Abstract
Introduction: The challenges of finding HLA-matched donors for hematopoietic stem cell transplantation (HSCT) has led to the increasing use of haploidentical donors (haplo-HSCT), with post-transplant cyclophosphamide (PTCy) reducing the immunological impact of HLA mismatches. However, the criteria for optimal donor selection from an immunological standpoint remain controversial.
The Predicted Indirectly Recognizable HLA Epitopes (PIRCHE) algorithm is a computational tool that estimates the immunogenic potential of HLA mismatches by predicting HLA-derived peptides presented by HLA molecules, modeling indirect allorecognition by CD4⁺ and CD8+T cells. The HLA-B leader polymorphism refers to a dimorphic variant in exon 1 of the HLA-B gene encoding the signal peptide, involving either methionine (M) or threonine (T) at position -21. This variation influences HLA-E stabilization and immune modulation, potentially affecting alloreactivity and transplant outcomes.
Aim: To evaluate the immunogenicity of HLA mismatches using the PIRCHE algorithm and HLA-B leader dimorphism in haplo-HSCT with PTCy, and their association with post-transplant outcomes, including acute and chronic graft-versus-host disease (aGVHD, cGVHD), relapse-free survival (RFS), GVHD-free relapse-free survival (GRFS) and overall survival (OS).
Materials and Methods: A retrospective analysis was conducted on 193 patients who underwent haplo-HSCT at the University Hospital of Salamanca, Spain. HLA typing (HLA-A, -B, -C, -DRB1, -DQB1, -DPB1) was performed using PCR-SSOP and/or next-generation sequencing, when appropiate. Molecular HLA compatibility was assessed with the PIRCHE algorithm, generating scores including PS-A, PS-B, PS-C, PS-I, PS-II, and combined PS-I+II. HLA-B leader dimorphism and mismatches were determined using BLEAT and the IPD-IMGT/HLA database. Clinical data were extracted from medical records. Categorical variables were reported as frequencies and percentages; continuous variables as medians and ranges. ROC curves were used to determine optimal cut-off values for PIRCHE scores in predicting outcomes. Survival analyses were performed using Kaplan-Meier curves and log-rank tests. Multivariate Cox regression models included variables with p < 0.1 in univariate analyses.
Results: The median age of the patients was 57 years, with a male predominance (56%). Acute myeloid leukemia and myelodysplastic syndromes were the main indications for haplo-HSCT (52%). Median follow-up was 26.9 months (range, 5.5–103.1). Median OS was 18.7 months (range, 0.1–103.1). Median RFS was 12.8 months (range, 0.1–99.7). The cumulative incidence of relapse during follow-up was 18.7%, and overall mortality was 36.3%. The cumulative incidence of grade III–IV aGVHD was 15.7%, and cGVHD occurred in 24.4% of patients. Non-relapse mortality (NRM) was 9.9% at day 100 and 22.8% at 1 year.

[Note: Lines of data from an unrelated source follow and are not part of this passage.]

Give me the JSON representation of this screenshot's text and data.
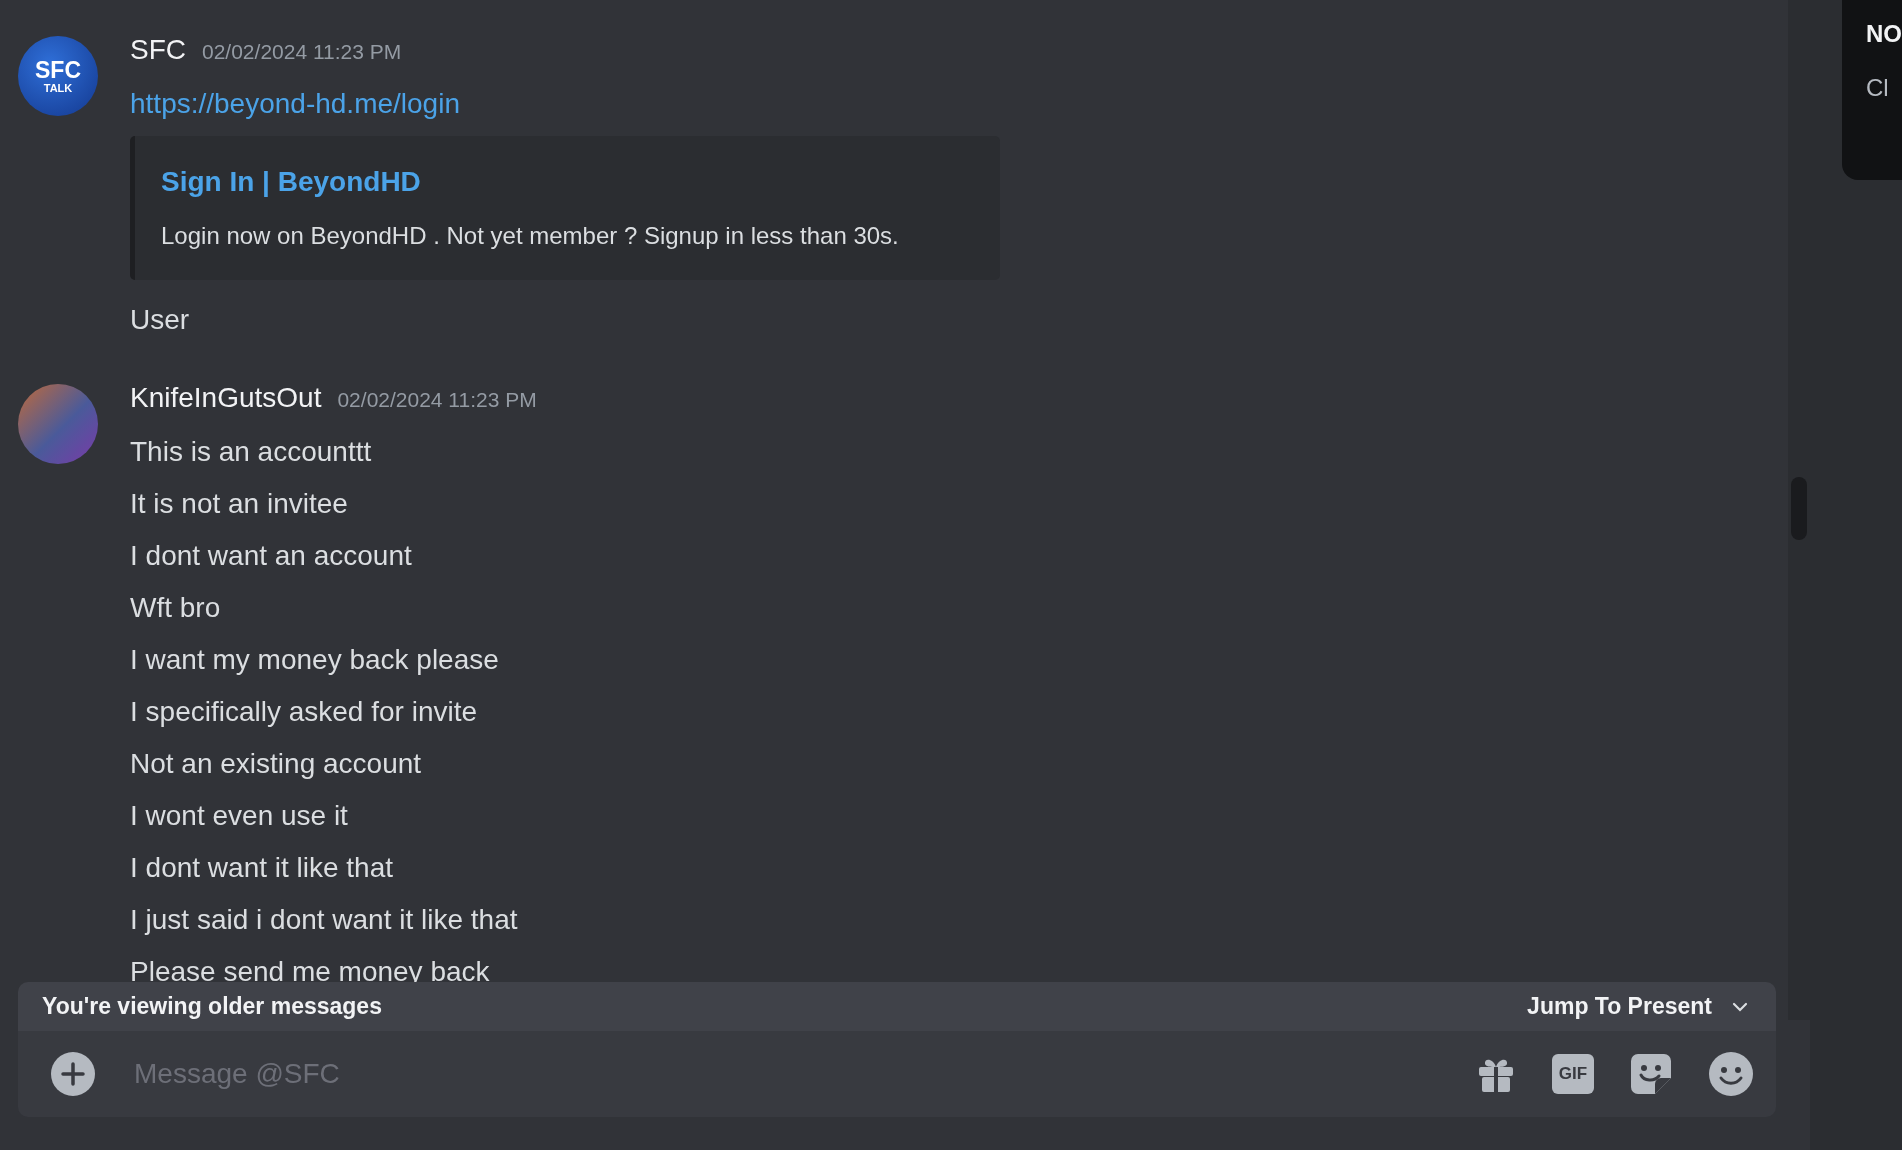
{
  "messages": [
    {
      "author": "SFC",
      "timestamp": "02/02/2024 11:23 PM",
      "avatar": {
        "kind": "logo",
        "lines": [
          "SFC",
          "TALK"
        ]
      },
      "content": [
        {
          "kind": "link",
          "text": "https://beyond-hd.me/login"
        },
        {
          "kind": "embed",
          "title": "Sign In | BeyondHD",
          "description": "Login now on BeyondHD . Not yet member ? Signup in less than 30s."
        },
        {
          "kind": "text",
          "text": "User"
        }
      ]
    },
    {
      "author": "KnifeInGutsOut",
      "timestamp": "02/02/2024 11:23 PM",
      "avatar": {
        "kind": "picture"
      },
      "content": [
        {
          "kind": "text",
          "text": "This is an accounttt"
        },
        {
          "kind": "text",
          "text": "It is not an invitee"
        },
        {
          "kind": "text",
          "text": "I dont want an account"
        },
        {
          "kind": "text",
          "text": "Wft bro"
        },
        {
          "kind": "text",
          "text": "I want my money back please"
        },
        {
          "kind": "text",
          "text": "I specifically asked for invite"
        },
        {
          "kind": "text",
          "text": "Not an existing account"
        },
        {
          "kind": "text",
          "text": "I wont even use it"
        },
        {
          "kind": "text",
          "text": "I dont want it like that"
        },
        {
          "kind": "text",
          "text": "I just said i dont want it like that"
        },
        {
          "kind": "text",
          "text": "Please send me money back"
        }
      ]
    }
  ],
  "older_bar": {
    "notice": "You're viewing older messages",
    "jump_button": "Jump To Present"
  },
  "composer": {
    "placeholder": "Message @SFC",
    "gif_label": "GIF"
  },
  "side_popup": {
    "title": "NO",
    "line": "Cl"
  }
}
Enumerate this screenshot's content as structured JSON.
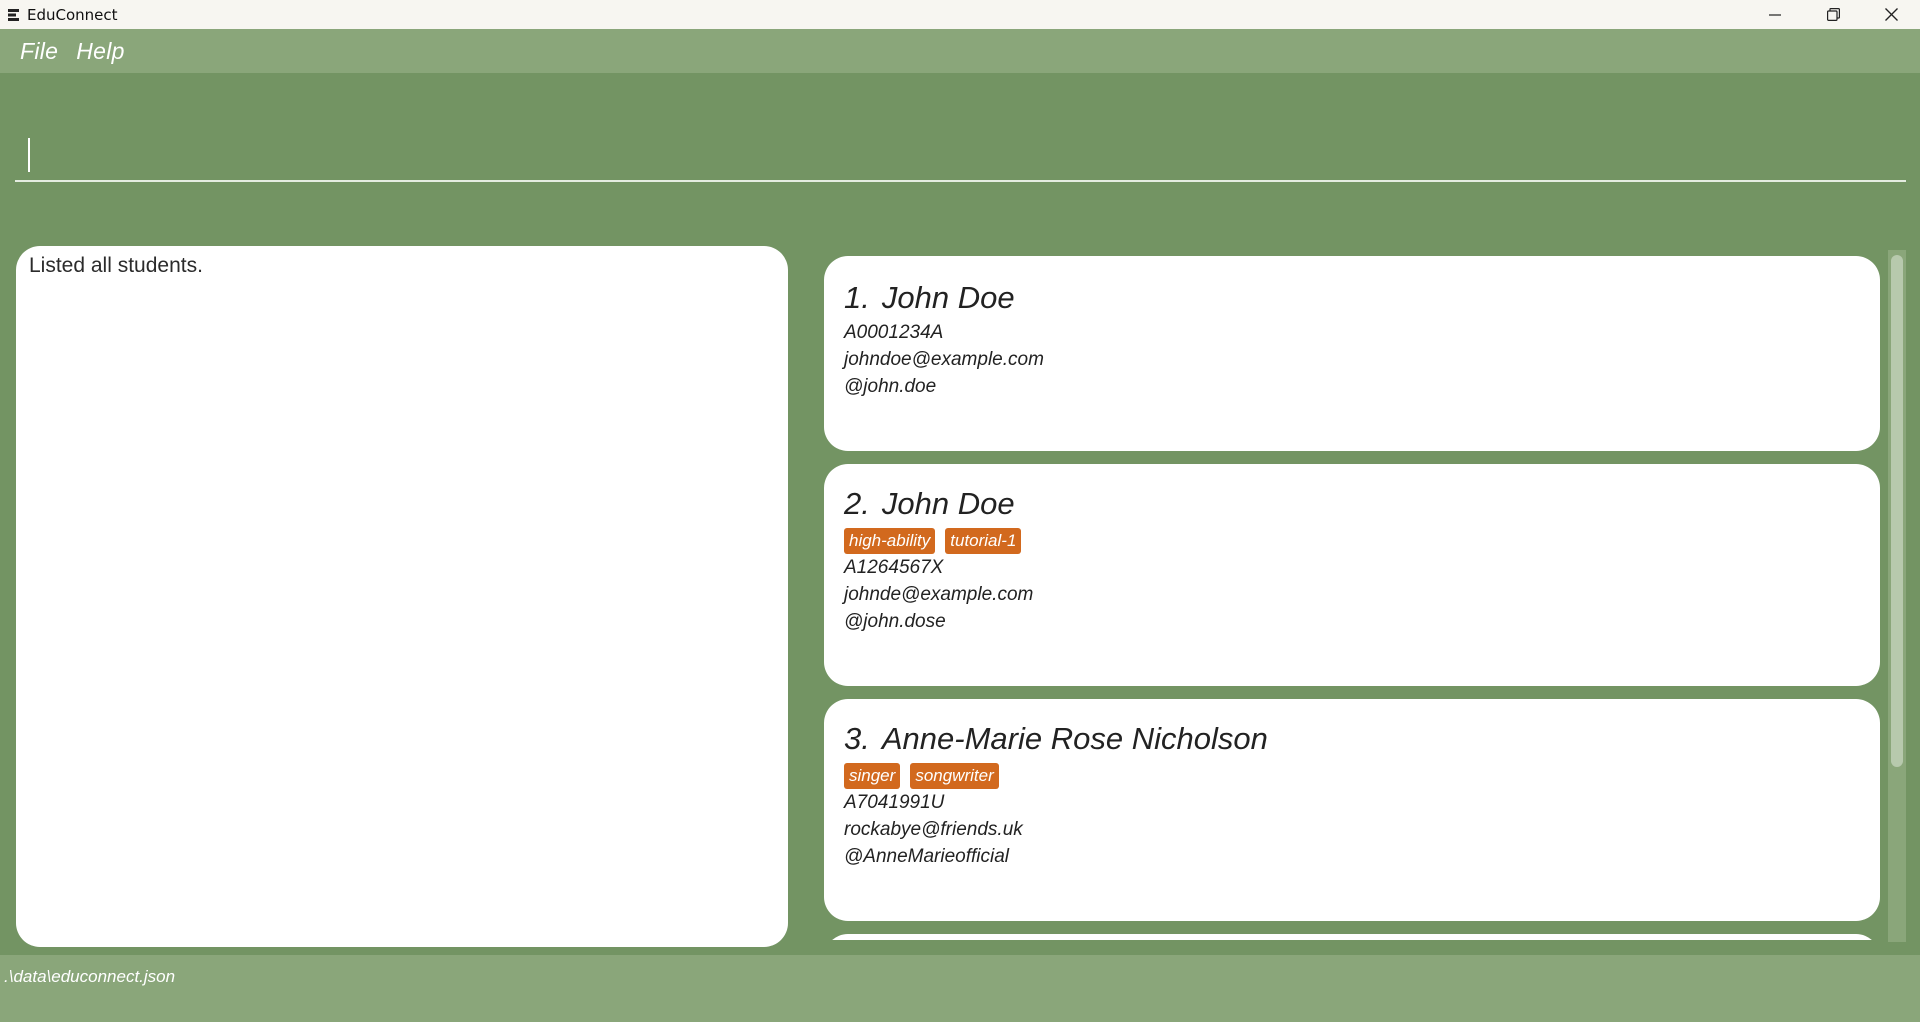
{
  "window": {
    "title": "EduConnect",
    "controls": [
      "minimize-icon",
      "restore-icon",
      "close-icon"
    ]
  },
  "menu": {
    "items": [
      {
        "label": "File"
      },
      {
        "label": "Help"
      }
    ]
  },
  "command": {
    "value": "",
    "placeholder": ""
  },
  "result": {
    "text": "Listed all students."
  },
  "students": [
    {
      "index": "1.",
      "name": "John Doe",
      "tags": [],
      "student_id": "A0001234A",
      "email": "johndoe@example.com",
      "telegram": "@john.doe"
    },
    {
      "index": "2.",
      "name": "John Doe",
      "tags": [
        "high-ability",
        "tutorial-1"
      ],
      "student_id": "A1264567X",
      "email": "johnde@example.com",
      "telegram": "@john.dose"
    },
    {
      "index": "3.",
      "name": "Anne-Marie Rose Nicholson",
      "tags": [
        "singer",
        "songwriter"
      ],
      "student_id": "A7041991U",
      "email": "rockabye@friends.uk",
      "telegram": "@AnneMarieofficial"
    }
  ],
  "status": {
    "path": ".\\data\\educonnect.json"
  },
  "colors": {
    "background": "#739463",
    "menubar": "#8aa67a",
    "tag": "#d2691e",
    "card": "#ffffff"
  }
}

Patients with PSI+II >49 (as defined by ROC analysis) had significantly reduced GRFS (HR: 1.93, p=0.001). Similar associations were observed for HCT-CI ≥3 (HR: 1.85, p=0.004) and donor-recipient HLA-B leader mismatches (HR: 2.07, p=0.039). In multivariate analysis, both PS and HLA-B leader mismatch (MTM) were independent predictors of reduced GRFS.
Higher relapse risk was independently associated with high/very high DRI (HR: 2.59, p=0.006), HCT-CI ≥3 (HR: 2.43, p=0.014), and PS-II >28 (HR: 2.19, p=0.037).
No significant association was found between the PIRCHE score or HLA-B leader dimorphism and the risk of aGVHD.
Regarding cGVHD, patients with PS-B >1 had increased risk (HR: 1.82, p=0.042), as did those with HLA-B leader mismatches (HR: 1.69, p=0.065) and recipients carrying the threonine/methionine (TM) dimorphism (HR: 2.21, p=0.021). Both PS-B and B leader dimorphism remained independent predictors of cGVHD in multivariate analysis.
Conclusions: Molecular HLA compatibility assessment using the PIRCHE algorithm and HLA-B leader typing offers additional predictive value for post-transplant outcomes in haplo-HSCT with PTCy and may support more refined donor selection strategies in this setting.